Supplies to Sardinia and other Italian islands are at risk after ferry operator Moby SpA suspended some of its services, Bloomberg News reported. Italy’s officials called for an emergency meeting with administrators of Tirrenia, an insolvent company whose assets were bought by Moby in 2011, after they seized the accounts of one of the operator’s unit on Monday, according to a statement from the ministry of transport. Moby has failed to pay a deferred installment for the acquisition. The company responded to the seizure by halting ferry services, it said in an emailed statement.
Alitalia’s administrator has asked Italy’s government to raise to nearly 7,000 the number of its employees under a temporary lay-off scheme, with most of its aircraft standing idle during the coronavirus outbreak, Reuters reported. The request for 2,900 more workers to join the scheme came on Thursday in a letter sent by the state-appointed administrator to unions and government ministries and seen by Reuters. Alitalia’s total workforce is around 11,600.
Italy’s prime minister has demanded the EU use “the full firepower” of its €500bn rescue fund to confront the continent’s economic crisis, as he warned against relying on monetary policy to counter a “global shock that has no precedents,” the Financial Times reported. With coronavirus deaths in Italy overtaking those in China for the first time, Giuseppe Conte told the Financial Times it was time for the European Stability Mechanism to offer emergency credit lines to countries reeling from the pandemic.
By now it should be clear that monetary policy cannot cure coronavirus. But central bankers can certainly aggravate the market symptoms, the Financial Times reported. That is the accusation being levelled at Christine Lagarde after a remark she made last week that triggered a sell-off in parts of Europe’s bond markets. It is not the European Central Bank’s job, the president said, to “close the spread” between the bonds of different member states. Clearly, some traders thought it was, judging from the subsequent slide in Italian debt.

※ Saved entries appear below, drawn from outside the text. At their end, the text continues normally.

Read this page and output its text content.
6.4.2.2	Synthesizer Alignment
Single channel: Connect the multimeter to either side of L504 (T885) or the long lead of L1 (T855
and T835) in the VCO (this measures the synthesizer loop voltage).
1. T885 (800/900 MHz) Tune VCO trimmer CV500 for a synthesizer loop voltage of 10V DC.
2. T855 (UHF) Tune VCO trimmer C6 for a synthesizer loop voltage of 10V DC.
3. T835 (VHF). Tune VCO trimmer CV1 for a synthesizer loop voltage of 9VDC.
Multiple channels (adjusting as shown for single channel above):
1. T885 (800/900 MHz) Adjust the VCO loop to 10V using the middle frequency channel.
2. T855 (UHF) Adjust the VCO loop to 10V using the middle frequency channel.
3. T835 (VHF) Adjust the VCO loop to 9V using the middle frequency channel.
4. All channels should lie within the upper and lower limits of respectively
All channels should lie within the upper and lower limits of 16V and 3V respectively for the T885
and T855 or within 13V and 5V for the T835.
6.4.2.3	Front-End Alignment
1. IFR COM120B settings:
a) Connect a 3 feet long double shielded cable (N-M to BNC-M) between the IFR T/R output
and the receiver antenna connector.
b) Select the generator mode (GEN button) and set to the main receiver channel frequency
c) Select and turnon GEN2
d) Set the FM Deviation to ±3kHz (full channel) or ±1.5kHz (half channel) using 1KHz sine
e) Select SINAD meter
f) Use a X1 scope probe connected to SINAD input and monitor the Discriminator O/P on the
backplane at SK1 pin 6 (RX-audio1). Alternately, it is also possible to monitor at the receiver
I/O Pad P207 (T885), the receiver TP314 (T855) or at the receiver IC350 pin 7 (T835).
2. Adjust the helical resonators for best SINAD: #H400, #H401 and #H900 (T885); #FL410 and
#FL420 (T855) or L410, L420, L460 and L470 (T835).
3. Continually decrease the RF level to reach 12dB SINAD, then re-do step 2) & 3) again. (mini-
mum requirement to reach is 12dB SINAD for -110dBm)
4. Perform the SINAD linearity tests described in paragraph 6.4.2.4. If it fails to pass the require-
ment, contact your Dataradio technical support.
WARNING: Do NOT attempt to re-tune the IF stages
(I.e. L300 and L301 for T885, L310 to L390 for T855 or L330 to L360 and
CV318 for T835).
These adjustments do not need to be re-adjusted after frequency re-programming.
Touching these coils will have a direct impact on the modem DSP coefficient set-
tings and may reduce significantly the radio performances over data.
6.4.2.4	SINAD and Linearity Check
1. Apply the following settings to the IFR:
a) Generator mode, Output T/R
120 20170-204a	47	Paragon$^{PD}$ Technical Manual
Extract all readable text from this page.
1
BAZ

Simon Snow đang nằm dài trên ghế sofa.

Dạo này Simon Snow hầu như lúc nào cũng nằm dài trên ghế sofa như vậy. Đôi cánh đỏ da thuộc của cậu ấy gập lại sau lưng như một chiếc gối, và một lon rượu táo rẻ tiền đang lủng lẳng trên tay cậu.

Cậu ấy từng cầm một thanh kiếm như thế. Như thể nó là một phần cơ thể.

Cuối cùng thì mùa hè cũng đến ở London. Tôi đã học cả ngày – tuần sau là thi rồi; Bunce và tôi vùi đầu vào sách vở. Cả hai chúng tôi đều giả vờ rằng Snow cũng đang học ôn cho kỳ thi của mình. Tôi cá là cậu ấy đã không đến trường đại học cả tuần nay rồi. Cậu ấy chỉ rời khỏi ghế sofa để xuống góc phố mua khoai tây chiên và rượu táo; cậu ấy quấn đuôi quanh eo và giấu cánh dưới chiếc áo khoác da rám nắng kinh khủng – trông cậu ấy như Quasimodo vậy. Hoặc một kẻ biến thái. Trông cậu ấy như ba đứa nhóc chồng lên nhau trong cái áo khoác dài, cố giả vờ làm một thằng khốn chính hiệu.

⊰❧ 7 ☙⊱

As Italy confronts the ravages of an unexpected threat in the coronavirus, fears are intensifying that the economic damage could trigger a far more familiar danger — a banking crisis, the International New York Times reported. Italy’s banks and their formidable piles of bad loans have long constituted a central worry in an economy that has not grown in more than a decade. The nation’s lenders are at once big enough, sufficiently integrated with the world, and adequately shaky to pose a constant menace to the global financial system.
Italy is set to increase the taxpayer bill for keeping bankrupt airline Alitalia SpA aloft to more than 2.1 billion euros ($2.3 billion) over about three years, and the spending is unlikely to stop there, Bloomberg News reported. A new 600 million-euro loan included in a coronavirus stimulus package being discussed by Prime Minister Giuseppe Conte’s cabinet, is part of a plan to re-nationalize the loss-making carrier, according to the latest draft of the document. That’s double what was initially planned, people familiar with the matter said on Saturday.
In an effort to conquer the virus, Italy’s government this week imposed drastic quarantine measures that have emptied the piazzas of cities that are cornerstones of European civilisation, the Financial Times reported. Like all museums, Florence’s Uffizi Gallery is closed. No one is throwing coins into Rome’s Trevi fountain. From inside the Vatican, Pope Francis live-streamed his regular Wednesday mass instead of greeting pilgrims on St Peter’s Square.
Telefonica SA and Telecom Italia SpA’s Brazilian units are working together to buy the mobile operations of Oi SA and end years of failed attempts to consolidate the country’s wireless industry, Bloomberg News reported. Telefonica Brasil SA and Tim Participacoes SA said they’ll will hold discussions on a potential joint acquisition of all or part of Oi’s mobile assets, which Bradesco BBI estimates may be worth at least 12 billion reais ($2.6 billion).
In a related story, Bloomberg News reported that Italy is negotiating with banks to provide breaks from debt payments including mortgages as it seeks to soften the impact of a nationwide lockdown to contain the coronavirus. The government is considering unprecedented steps to inject money into companies and ease family debt burdens, Deputy Finance Minister Laura Castelli said in a radio interview. It’s also looking to aid those who experience temporary layoffs, she said, adding that a new decree on economic relief will be announced soon.
The Rome government is considering a state guarantee scheme to support banks offering debt moratoriums to firms and households grappling with the economic fallout from Italy’s coronavirus outbreak, one of the world’s worst, Reuters reported. Deputy Economy Minister Antonio Misiani said in an interview with Radio24 on Monday that the government was discussing the measure with Italy’s central bank. Such a move would address requests by Italian banks, which fear a new surge in problem loans just as they are emerging from a long restructuring to tackle the legacy of previous downturns.